At ContaAzul, we use the CI infrastructure a lot. We open several pull requests in several projects every day, and we block the merge until the build pass. We consider our master branches are sacred, and we can’t afford too much waiting to change them.

Travis Enterprise

For the past year, we have been using Travis Enterprise. While it is pretty good, it also has some problems:

  • No worker autoscale. We solved this by writing some Ruby and Terraform scripts, but it was giving us random build failures;
  • It was expensive for us. Dollars are very expensive here in Brazil, and Travis Enterprise costs a lot of them.

So, I went out looking for cheaper and better alternatives.

BuildKite

My friend Caio told me they were using Buildkite at MeusPedidos and that it was working well.

I decided to give it a try. My plan was:

  1. Setup Buildkite for some repositories;
  2. Let both Buildkite and Travis run for a few days;
  3. Interview the team to ask them what they think;
  4. If the results were good, migrate all repositories and terminate some machines.

Setting up the master and the workers was easy. Buildkite provides an Open Source tool called Elastic CI Stack for AWS.

It works great, letting us even use Spot Instances (which most of the time are cheaper).

I spent some time reading all its code before using it (trust no one). Then, launched a cluster on our sandbox AWS account. After that Buildkite was already working.

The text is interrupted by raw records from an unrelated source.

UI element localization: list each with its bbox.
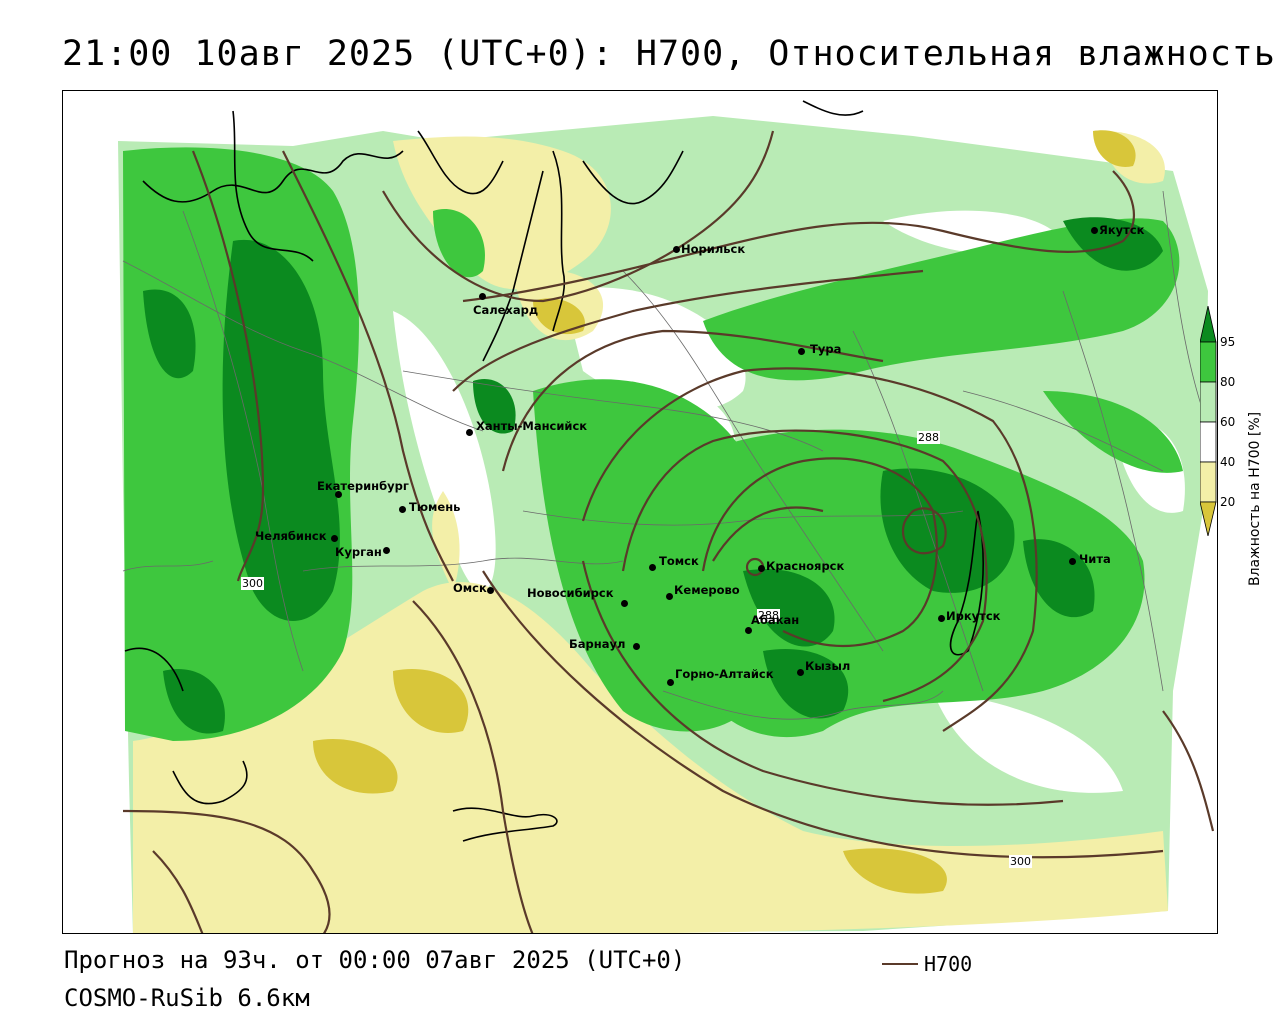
forecast-info: Прогноз на 93ч. от 00:00 07авг 2025 (UTC…	[64, 946, 686, 974]
map-canvas	[63, 91, 1217, 933]
model-name: COSMO-RuSib 6.6км	[64, 984, 310, 1012]
humidity-colorbar: 95 80 60 40 20	[1200, 306, 1235, 536]
colorbar-tick: 95	[1220, 335, 1236, 349]
colorbar-title: Влажность на H700 [%]	[1247, 411, 1263, 586]
contour-legend-label: H700	[924, 952, 973, 976]
isoline-label: 300	[1009, 855, 1032, 868]
colorbar-tick: 40	[1220, 455, 1236, 469]
dry-region-south	[133, 582, 1168, 933]
isoline-label: 288	[917, 431, 940, 444]
isoline-label: 288	[757, 609, 780, 622]
h700-contours	[122, 130, 1215, 933]
forecast-map[interactable]: 288 288 300 300 Норильск Якутск Салехард…	[62, 90, 1218, 934]
coastline	[124, 100, 984, 842]
colorbar-tick: 20	[1220, 495, 1236, 509]
colorbar-tick: 80	[1220, 375, 1236, 389]
contour-line-swatch	[882, 963, 918, 965]
contour-legend: H700	[882, 952, 972, 976]
isoline-label: 300	[241, 577, 264, 590]
map-title: 21:00 10авг 2025 (UTC+0): H700, Относите…	[62, 34, 1276, 74]
colorbar-tick: 60	[1220, 415, 1236, 429]
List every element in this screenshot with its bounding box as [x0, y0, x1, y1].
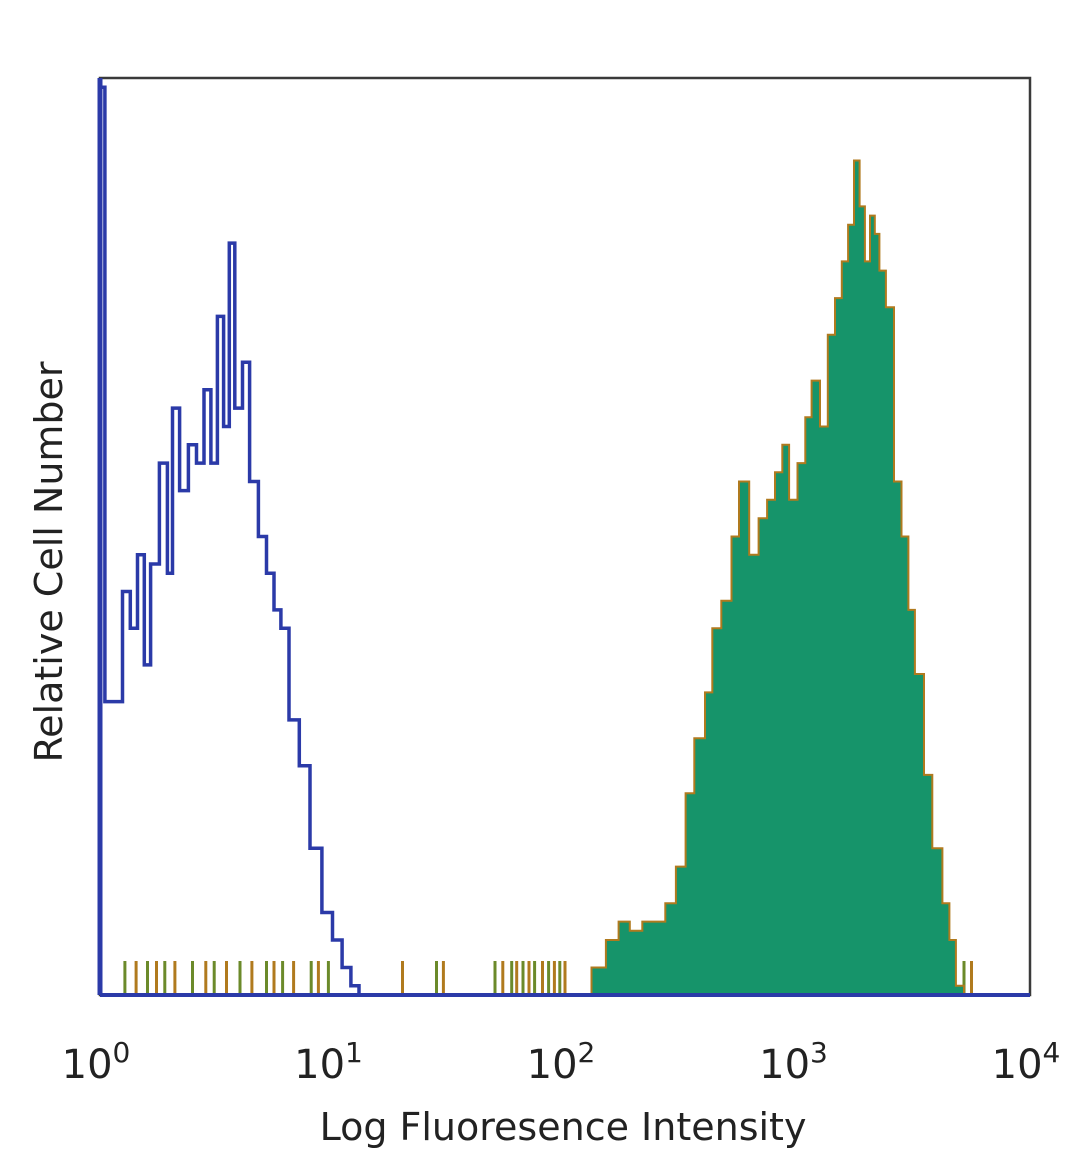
x-tick-exponent: 4: [1043, 1036, 1061, 1069]
x-tick-exponent: 2: [578, 1036, 596, 1069]
x-tick-labels: 100 101 102 103 104: [62, 1036, 1061, 1088]
outline-histogram-series: [100, 85, 361, 995]
x-tick-label: 102: [527, 1036, 596, 1088]
x-tick-exponent: 0: [113, 1036, 131, 1069]
x-tick-exponent: 3: [810, 1036, 828, 1069]
x-tick-base: 10: [527, 1042, 578, 1088]
x-tick-base: 10: [294, 1042, 345, 1088]
y-axis-title: Relative Cell Number: [27, 361, 71, 762]
x-tick-exponent: 1: [345, 1036, 363, 1069]
x-tick-base: 10: [992, 1042, 1043, 1088]
x-tick-label: 100: [62, 1036, 131, 1088]
x-axis-title: Log Fluoresence Intensity: [320, 1105, 807, 1149]
filled-histogram-edge: [583, 159, 965, 996]
x-tick-label: 104: [992, 1036, 1061, 1088]
x-tick-base: 10: [759, 1042, 810, 1088]
x-tick-label: 103: [759, 1036, 828, 1088]
x-tick-label: 101: [294, 1036, 363, 1088]
baseline-event-ticks: [98, 961, 973, 995]
x-tick-base: 10: [62, 1042, 113, 1088]
filled-histogram-series: [583, 160, 964, 995]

Then, I set Buildkite up on the top 3 most changed repositories and let it run for a few days.

Decision making

After a week, I was sold. I’m not the only user though, so I asked the team to reply a small Google form. Here are the results:

Classify, from 0 to 10, your satisfaction with Travis:

Travis satisfaction distribution

Travis satisfaction distribution

Classify, from 0 to 10, your satisfaction with Buildkite:

Buildkite satisfaction distribution

Buildkite satisfaction distribution

How would you feel if we fully migrate to Buildkite?

58% liked the change

58% liked the change

All the scores were good:

  • Buildkite had higher satisfaction;
  • No one voted against migrating to Buildkite.

The only downside I was able to see was the migration process.

The migration process

I had 50 projects to migrate.

The migration process was:

  1. Clone the repository;
  2. Remove the .travis.yml file;
  3. Create a new pipe on Buildkite;
  4. Setup GitHub integration;
  5. Create .buildkite/pipeline.yml and other required files;
  6. Open a Pull Request;
  7. Check if it worked.

7 steps x 50 repositories = A lot of work.

It would be easier if:

  • Buildkite had better GitHub integration;
  • Buildkite accepted .travis.yml as a fallback or had a conversion tool of some sort.

But none of those were true, so I automated some steps of the process.

Automating the work

First of all, I cloned all repositories with the help of clone-org:

$ clone-org --org ContaAzul --destination /tmp/ca

Second, I created both Buildkite and GitHub API tokens to script the link between them. Of course I made the script open-source.

After that, I created some template files for Java Buildkite builds. Since most of our projects are in Java, I figured that this will do most of the work for me. This step included creating a Docker image with Java, Maven and other tools.

With all that in place, I wrote an “one-liner” and a helper function that would do most of the work for me:

# helper function
setup_buildkite() {
  cd ~/Code/github-buildkite-wire &&
    ./setup-pipeline.sh ContaAzul "$(basename "$1")"
}
# the one liner
$ find . -depth 1 -type d | while read -r folder; do
  cd "$folder"
  test -f '.travis.yml' &&
    setup_buildkite "$folder" &&
    rm .travis.yml &&
    git checkout -b rm-travis &&
    git commit -am 'removed travis.yml' &&
    cp -r ~/Code/buildkite/template/* . &&
    git add -A &&
    git commit -m 'buildkite :wrench:' &&
    git pr
done

PS: The git pr alias calls this plugin

git pr opened one pull request for each project. The majority worked, a few were completely wrong and some needed some tweaks. But, I automated most of my work, allowing me to complete days of work in about 2 hours.

Final thoughts

Our custom Travis elastic stack wasn’t working very well.

We experienced a lot of random job failures and jobs stuck in queues for no obvious reason.

Buildkite native elastic stack works great. Their web interface feels faster and cleaner. We also didn’t experience any random job failures.

Having a base Docker image for our builds also allowed us to have faster builds. Travis’ base image had a lot of stuff we didn’t need and configurations we didn’t knew about. We tweaked ours for our use case, dropping the average build time in ~20%.